Commit graph

3 commits

Author SHA1 Message Date
Aditya Manthramurthy a2a8d54bb6 Add access format support for Elasticsearch notification target (#4006)
This change adds `access` format support for notifications to a
Elasticsearch server, and it refactors `namespace` format support.

In the case of `access` format, for each event in Minio, a JSON
document is inserted into Elasticsearch with its timestamp set to the
event's timestamp, and with the ID generated automatically by
elasticsearch. No events are modified or deleted in this mode.

In the case of `namespace` format, for each event in Minio, a JSON
document is keyed together by the bucket and object name is updated in
Elasticsearch. In the case of an object being created or over-written
in Minio, a new document or an existing document is inserted into the
Elasticsearch index. If an object is deleted in Minio, the
corresponding document is deleted from the Elasticsearch index.
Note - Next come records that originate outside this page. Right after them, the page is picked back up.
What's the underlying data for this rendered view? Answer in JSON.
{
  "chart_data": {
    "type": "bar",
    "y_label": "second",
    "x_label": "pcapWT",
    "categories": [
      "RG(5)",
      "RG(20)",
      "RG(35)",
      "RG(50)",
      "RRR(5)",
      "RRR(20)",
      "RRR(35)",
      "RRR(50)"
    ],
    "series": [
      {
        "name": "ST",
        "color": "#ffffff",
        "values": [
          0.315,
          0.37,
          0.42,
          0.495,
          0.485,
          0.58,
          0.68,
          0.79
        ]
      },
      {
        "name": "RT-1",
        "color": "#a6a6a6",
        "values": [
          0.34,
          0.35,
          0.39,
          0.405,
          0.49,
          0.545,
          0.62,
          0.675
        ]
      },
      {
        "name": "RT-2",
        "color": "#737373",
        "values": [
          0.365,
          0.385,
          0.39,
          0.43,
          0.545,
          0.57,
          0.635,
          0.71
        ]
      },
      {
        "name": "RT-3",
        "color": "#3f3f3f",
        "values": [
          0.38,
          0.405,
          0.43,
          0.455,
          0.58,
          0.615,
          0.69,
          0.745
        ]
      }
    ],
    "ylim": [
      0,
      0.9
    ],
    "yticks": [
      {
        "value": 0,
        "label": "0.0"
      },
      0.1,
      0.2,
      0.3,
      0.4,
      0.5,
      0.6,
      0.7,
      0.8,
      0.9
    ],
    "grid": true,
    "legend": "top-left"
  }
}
Additionally, this change upgrades Elasticsearch support to the 5.x
series. This is a breaking change, and users of previous elasticsearch
versions should upgrade.

Also updates documentation on Elasticsearch notification target usage
and has a link to an elasticsearch upgrade guide.

This is the last patch that finally resolves #3928.
2017-03-31 14:11:27 -07:00
Aditya Manthramurthy a099319e66 Support access format for database notification targets (#3953)
* Add configuration parameter "format" for db targets and perform
  configuration migration.
* Add PostgreSQL `access` format: This causes Minio to append all events
  to the configured table. Prefix, suffix and event filters continue
  to be supported for this mode too.
* Update documentation for PostgreSQL notification target.
* Add MySQL `access` format: It is very similar to the same format for
  PostgreSQL.
* Update MySQL notification documentation.
2017-03-27 11:27:25 -07:00
Aditya Manthramurthy 2463ae243a Add support for MySQL notifications (fixes #3818) (#3907)
As a new configuration parameter is added, configuration version is
bumped up from 14 to 15.

The MySQL target's behaviour is identical to the PostgreSQL: rows are
deleted from the MySQL table on delete-object events, and are
created/updated on create/over-write events.